Economically Speaking: Must All Good Things Come to an End?


Each year, The Hotel Lodging Conference invites leading economists to offer their predictions for the Hotel industry.  This year, there was more belief in their predictions than in prior years.  I say belief because judging by their presentations it was clear they included their political preference as part of their forecasting.

The conclusion/question: How long could the good times roll?
The pessimistic and optimistic outlooks agree – Something will happen to the economy in the next two years.  However, the degree of impact was tainted by their political outlook.

Readers of this newsletter understand that as an estimator, I use key indicators to provide an early warning sign of how to predict future construction pricing.  This newsletter has a report on one of those early warning signs and how it will affect design and construction.


Since the 1980’s, the peak in residential housing starts has been the most reliable early warning economic indicator.  This alert has correctly predicted the last three economic downturns.  I like this indicator because it offers guidance 12 to 18 months in advance of the event.  I would not run to the hills on just one indicator but it does tell us to stay alert for other signs that our economy may be changing.

The actual trigger for the economic downturn isn’t necessarily a direct link to housing.  Also a peak can be followed by a trough as the housing industry increases the housing starts, resulting in a reset of the indicator.

At the Lodging Conference, the economists noted that they saw a peak in housing starts in April 2018.  They shared that for the last four months, housing starts have declined or have been flat.

Translation:  We should be on the lookout for addition signs for a change in the economy in the 2nd or 3rd quarter of 2019. 

The degree of impact on the economy is never known, however the Beaulieu brothers from “Industrial Trends Research” have stated the adjustment should be mild, lasting 6 to 9 months – similar to what was experienced in 2000 after the bust.  After that, the prediction is for a robust economy until the late 2020’s.  If you listen to the pessimistic economists they “believe” the downturn to be drastic enough to cause Trump to lose the White House.  Not sure if this is more of a desired outcome or a real economic prediction.
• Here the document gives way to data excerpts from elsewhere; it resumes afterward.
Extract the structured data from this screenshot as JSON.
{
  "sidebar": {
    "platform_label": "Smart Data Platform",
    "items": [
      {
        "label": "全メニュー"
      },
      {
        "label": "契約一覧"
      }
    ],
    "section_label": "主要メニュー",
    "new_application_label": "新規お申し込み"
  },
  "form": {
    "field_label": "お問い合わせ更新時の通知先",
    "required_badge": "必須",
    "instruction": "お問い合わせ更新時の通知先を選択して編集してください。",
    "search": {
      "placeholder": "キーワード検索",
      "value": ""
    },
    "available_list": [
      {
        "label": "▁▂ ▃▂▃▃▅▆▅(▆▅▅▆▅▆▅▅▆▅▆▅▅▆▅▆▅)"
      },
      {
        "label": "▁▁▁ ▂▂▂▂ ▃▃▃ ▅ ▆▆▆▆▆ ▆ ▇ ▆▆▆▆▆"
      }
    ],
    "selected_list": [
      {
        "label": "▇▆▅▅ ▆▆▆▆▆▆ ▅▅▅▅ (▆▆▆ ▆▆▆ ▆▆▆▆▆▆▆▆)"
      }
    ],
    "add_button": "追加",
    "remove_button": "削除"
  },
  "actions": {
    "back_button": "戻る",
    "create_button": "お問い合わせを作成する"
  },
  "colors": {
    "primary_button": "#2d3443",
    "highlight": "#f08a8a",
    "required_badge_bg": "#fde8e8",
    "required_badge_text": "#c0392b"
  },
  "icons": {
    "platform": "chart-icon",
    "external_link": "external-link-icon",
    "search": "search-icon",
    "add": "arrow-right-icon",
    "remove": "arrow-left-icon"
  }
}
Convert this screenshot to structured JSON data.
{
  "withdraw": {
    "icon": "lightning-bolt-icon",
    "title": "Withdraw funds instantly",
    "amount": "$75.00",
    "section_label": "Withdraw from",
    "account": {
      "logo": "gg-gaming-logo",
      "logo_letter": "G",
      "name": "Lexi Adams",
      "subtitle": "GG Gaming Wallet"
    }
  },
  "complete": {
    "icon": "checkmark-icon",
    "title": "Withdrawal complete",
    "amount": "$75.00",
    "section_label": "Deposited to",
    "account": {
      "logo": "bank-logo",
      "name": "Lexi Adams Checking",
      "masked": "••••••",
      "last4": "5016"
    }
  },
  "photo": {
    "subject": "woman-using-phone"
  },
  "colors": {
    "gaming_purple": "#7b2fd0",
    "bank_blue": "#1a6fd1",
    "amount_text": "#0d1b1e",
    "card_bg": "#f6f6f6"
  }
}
Interestingly, they agree on the time frame.


Establish your project budgets and secure financing prior to the spring of 2019.  Expect construction escalation to be in the 3–5% range until then.  We are advising Owners that construction pricing will continue to rise through most of next year.  The lack of workforce and capacity of contractors and subcontractors will cause project costs to increase.  Lock in penalties for late delivery of projects.  The industry continues to suffer due to insufficient talent.  When offered a choice to waive contractor or subcontractor bonds – decline the cost savings.